Declaration on Common Language of Croats, Serbs, Bosniaks and Montenegrins

Total Croatia News

A group of prominent intellectuals will present a declaration claiming that most former Yugoslav nations speak different variants of the same language.

On Thursday, the Declaration on Common Language will be presented in Zagreb, Podgorica, Belgrade and Sarajevo. While the content of the Declaration is still a secret, according to unofficial information, there is no mention of the Serbo-Croatian language in it. However, it does mention Croatian, Serbian, Bosnian and Montenegrin languages which are said to be four variants of a common standard language, reports Večernji List on March 28, 2017.

“The drafting of the text of the Declaration included more than thirty experts of various profiles and nationalities from all four countries. The writing itself lasted for several months. The initiative was started late last year, after the conference ‘Languages and Nationalism’ in Sarajevo, when a group of young people from the city, mostly Croats, came up with the idea to draft a text that would encourage changes to language policies in all four countries. After a few more versions, they left the final draft to professional linguists. Making of the final version included several stages, including a two-day meeting of the expanded board of experts in Zagreb, so we could also call it the ‘Zagreb Declaration’. After the meeting, the text was sent for a critical assessment to about twenty consultants, and their suggestions have been incorporated into the final text”, explains linguist Snježana Kordić.

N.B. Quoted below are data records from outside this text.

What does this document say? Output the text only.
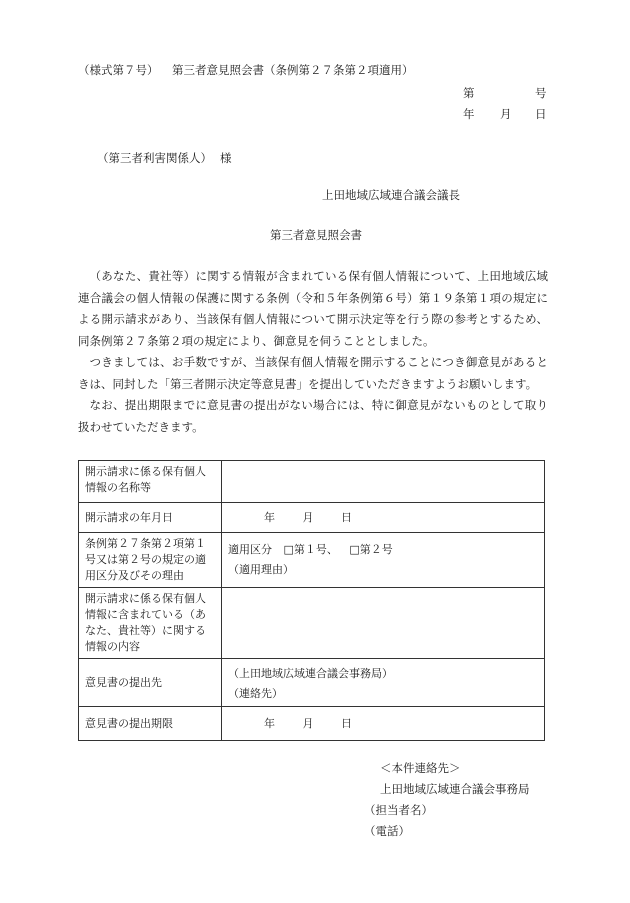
（様式第７号） 第三者意見照会書（条例第２７条第２項適用）
第	号
年 月 日
（第三者利害関係人） 様
上田地域広域連合議会議長
第三者意見照会書
（あなた、貴社等）に関する情報が含まれている保有個人情報について、上田地域広域連合議会の個人情報の保護に関する条例（令和５年条例第６号）第１９条第１項の規定による開示請求があり、当該保有個人情報について開示決定等を行う際の参考とするため、同条例第２７条第２項の規定により、御意見を伺うこととしました。
つきましては、お手数ですが、当該保有個人情報を開示することにつき御意見があるときは、同封した「第三者開示決定等意見書」を提出していただきますようお願いします。
なお、提出期限までに意見書の提出がない場合には、特に御意見がないものとして取り扱わせていただきます。
開示請求に係る保有個人情報の名称等	
開示請求の年月日	年 月 日
条例第２７条第２項第１号又は第２号の規定の適用区分及びその理由	適用区分 □第１号、 □第２号
（適用理由）

開示請求に係る保有個人情報に含まれている（あなた、貴社等）に関する情報の内容	
意見書の提出先	（上田地域広域連合議会事務局）
（連絡先）

意見書の提出期限	年 月 日
＜本件連絡先＞
上田地域広域連合議会事務局
（担当者名）
（電話）
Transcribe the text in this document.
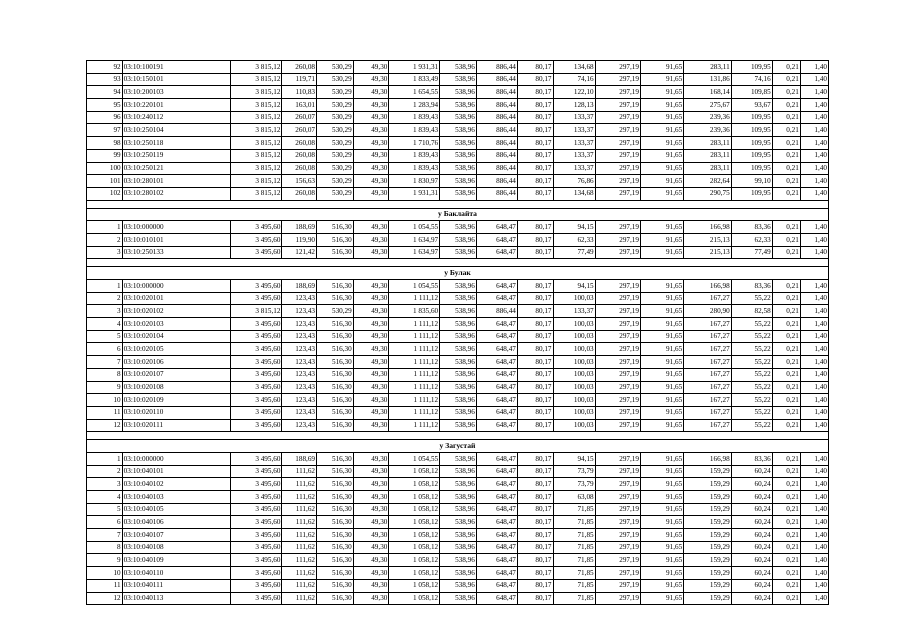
92	03:10:100191	3 815,12	260,08	530,29	49,30	1 931,31	538,96	886,44	80,17	134,68	297,19	91,65	283,11	109,95	0,21	1,40
93	03:10:150101	3 815,12	119,71	530,29	49,30	1 833,49	538,96	886,44	80,17	74,16	297,19	91,65	131,86	74,16	0,21	1,40
94	03:10:200103	3 815,12	110,83	530,29	49,30	1 654,55	538,96	886,44	80,17	122,10	297,19	91,65	168,14	109,85	0,21	1,40
95	03:10:220101	3 815,12	163,01	530,29	49,30	1 283,94	538,96	886,44	80,17	128,13	297,19	91,65	275,67	93,67	0,21	1,40
96	03:10:240112	3 815,12	260,07	530,29	49,30	1 839,43	538,96	886,44	80,17	133,37	297,19	91,65	239,36	109,95	0,21	1,40
97	03:10:250104	3 815,12	260,07	530,29	49,30	1 839,43	538,96	886,44	80,17	133,37	297,19	91,65	239,36	109,95	0,21	1,40
98	03:10:250118	3 815,12	260,08	530,29	49,30	1 710,76	538,96	886,44	80,17	133,37	297,19	91,65	283,11	109,95	0,21	1,40
99	03:10:250119	3 815,12	260,08	530,29	49,30	1 839,43	538,96	886,44	80,17	133,37	297,19	91,65	283,11	109,95	0,21	1,40
100	03:10:250121	3 815,12	260,08	530,29	49,30	1 839,43	538,96	886,44	80,17	133,37	297,19	91,65	283,11	109,95	0,21	1,40
101	03:10:280101	3 815,12	156,63	530,29	49,30	1 830,97	538,96	886,44	80,17	76,86	297,19	91,65	282,64	99,10	0,21	1,40
102	03:10:280102	3 815,12	260,08	530,29	49,30	1 931,31	538,96	886,44	80,17	134,68	297,19	91,65	290,75	109,95	0,21	1,40

у Баклайта																
1	03:10:000000	3 495,60	188,69	516,30	49,30	1 054,55	538,96	648,47	80,17	94,15	297,19	91,65	166,98	83,36	0,21	1,40
2	03:10:010101	3 495,60	119,90	516,30	49,30	1 634,97	538,96	648,47	80,17	62,33	297,19	91,65	215,13	62,33	0,21	1,40
3	03:10:250133	3 495,60	121,42	516,30	49,30	1 634,97	538,96	648,47	80,17	77,49	297,19	91,65	215,13	77,49	0,21	1,40

у Булак																
1	03:10:000000	3 495,60	188,69	516,30	49,30	1 054,55	538,96	648,47	80,17	94,15	297,19	91,65	166,98	83,36	0,21	1,40
2	03:10:020101	3 495,60	123,43	516,30	49,30	1 111,12	538,96	648,47	80,17	100,03	297,19	91,65	167,27	55,22	0,21	1,40
3	03:10:020102	3 815,12	123,43	530,29	49,30	1 835,60	538,96	886,44	80,17	133,37	297,19	91,65	280,90	82,58	0,21	1,40
4	03:10:020103	3 495,60	123,43	516,30	49,30	1 111,12	538,96	648,47	80,17	100,03	297,19	91,65	167,27	55,22	0,21	1,40
5	03:10:020104	3 495,60	123,43	516,30	49,30	1 111,12	538,96	648,47	80,17	100,03	297,19	91,65	167,27	55,22	0,21	1,40
6	03:10:020105	3 495,60	123,43	516,30	49,30	1 111,12	538,96	648,47	80,17	100,03	297,19	91,65	167,27	55,22	0,21	1,40
7	03:10:020106	3 495,60	123,43	516,30	49,30	1 111,12	538,96	648,47	80,17	100,03	297,19	91,65	167,27	55,22	0,21	1,40
8	03:10:020107	3 495,60	123,43	516,30	49,30	1 111,12	538,96	648,47	80,17	100,03	297,19	91,65	167,27	55,22	0,21	1,40
9	03:10:020108	3 495,60	123,43	516,30	49,30	1 111,12	538,96	648,47	80,17	100,03	297,19	91,65	167,27	55,22	0,21	1,40
10	03:10:020109	3 495,60	123,43	516,30	49,30	1 111,12	538,96	648,47	80,17	100,03	297,19	91,65	167,27	55,22	0,21	1,40
11	03:10:020110	3 495,60	123,43	516,30	49,30	1 111,12	538,96	648,47	80,17	100,03	297,19	91,65	167,27	55,22	0,21	1,40
12	03:10:020111	3 495,60	123,43	516,30	49,30	1 111,12	538,96	648,47	80,17	100,03	297,19	91,65	167,27	55,22	0,21	1,40

у Загустай																
1	03:10:000000	3 495,60	188,69	516,30	49,30	1 054,55	538,96	648,47	80,17	94,15	297,19	91,65	166,98	83,36	0,21	1,40
2	03:10:040101	3 495,60	111,62	516,30	49,30	1 058,12	538,96	648,47	80,17	73,79	297,19	91,65	159,29	60,24	0,21	1,40
3	03:10:040102	3 495,60	111,62	516,30	49,30	1 058,12	538,96	648,47	80,17	73,79	297,19	91,65	159,29	60,24	0,21	1,40
4	03:10:040103	3 495,60	111,62	516,30	49,30	1 058,12	538,96	648,47	80,17	63,08	297,19	91,65	159,29	60,24	0,21	1,40
5	03:10:040105	3 495,60	111,62	516,30	49,30	1 058,12	538,96	648,47	80,17	71,85	297,19	91,65	159,29	60,24	0,21	1,40
6	03:10:040106	3 495,60	111,62	516,30	49,30	1 058,12	538,96	648,47	80,17	71,85	297,19	91,65	159,29	60,24	0,21	1,40
7	03:10:040107	3 495,60	111,62	516,30	49,30	1 058,12	538,96	648,47	80,17	71,85	297,19	91,65	159,29	60,24	0,21	1,40
8	03:10:040108	3 495,60	111,62	516,30	49,30	1 058,12	538,96	648,47	80,17	71,85	297,19	91,65	159,29	60,24	0,21	1,40
9	03:10:040109	3 495,60	111,62	516,30	49,30	1 058,12	538,96	648,47	80,17	71,85	297,19	91,65	159,29	60,24	0,21	1,40
10	03:10:040110	3 495,60	111,62	516,30	49,30	1 058,12	538,96	648,47	80,17	71,85	297,19	91,65	159,29	60,24	0,21	1,40
11	03:10:040111	3 495,60	111,62	516,30	49,30	1 058,12	538,96	648,47	80,17	71,85	297,19	91,65	159,29	60,24	0,21	1,40
12	03:10:040113	3 495,60	111,62	516,30	49,30	1 058,12	538,96	648,47	80,17	71,85	297,19	91,65	159,29	60,24	0,21	1,40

One of the signatories is prominent Croatian writer Josip Mlakić who lives in Bosnia and Herzegovina. “The aim of the Declaration is to leave the issue of language to experts, to those who live of the language (and for the language), and not to leave it to political abuse, as has often been the case so far. It is high time for the language to be returned to its ‘owners’. The Declaration leaves complete freedom to everyone, even to those who might not agree with some of its points. What is important is that it does not leave any room for anyone’s domination and paternalism. This is very important for ‘minority peoples’, such as Croats in Bosnia and Herzegovina, who have long been reduced from a constituent people to a minority”, said Mlakić.

“We in Bosnia, and to a lesser extent in Herzegovina, use a lot of Turkish words that are not in the Croatian standard language. To me it is very important that no one touches that in order to protect some purity of Croatian language. I consider such words to enrich the language, because language is not a fixed, hardened structure. I want to call my language, which is somewhat different from the language spoken in Zagreb, Croatian language without any feeling of inferiority. This is the main intention of this Declaration, as I understand it”, said Mlakić.

One of the signatories is prominent Croatian writer Slobodan Šnajder. “A group of people involved with the issue of language will come out with a common platform after fairly long discussions. We know very well how sensitive this matter is. Among the signatories are writers, poets… Behind us, there is no politics, no country, this or that academy, the academic community – there is nothing that could impose our views. The declaration is not written on anybody’s behalf and does not have any institutional support. We should not mystify differences in a single, common polyvalent language, but we should also not forcefully erase them. There is nothing particularly politically explosive in how the language is called. Personally, I believe that it is best for Croats to call the language ‘Croatian’, and for Serbs to call it ‘Serbian’”, said Šnajder.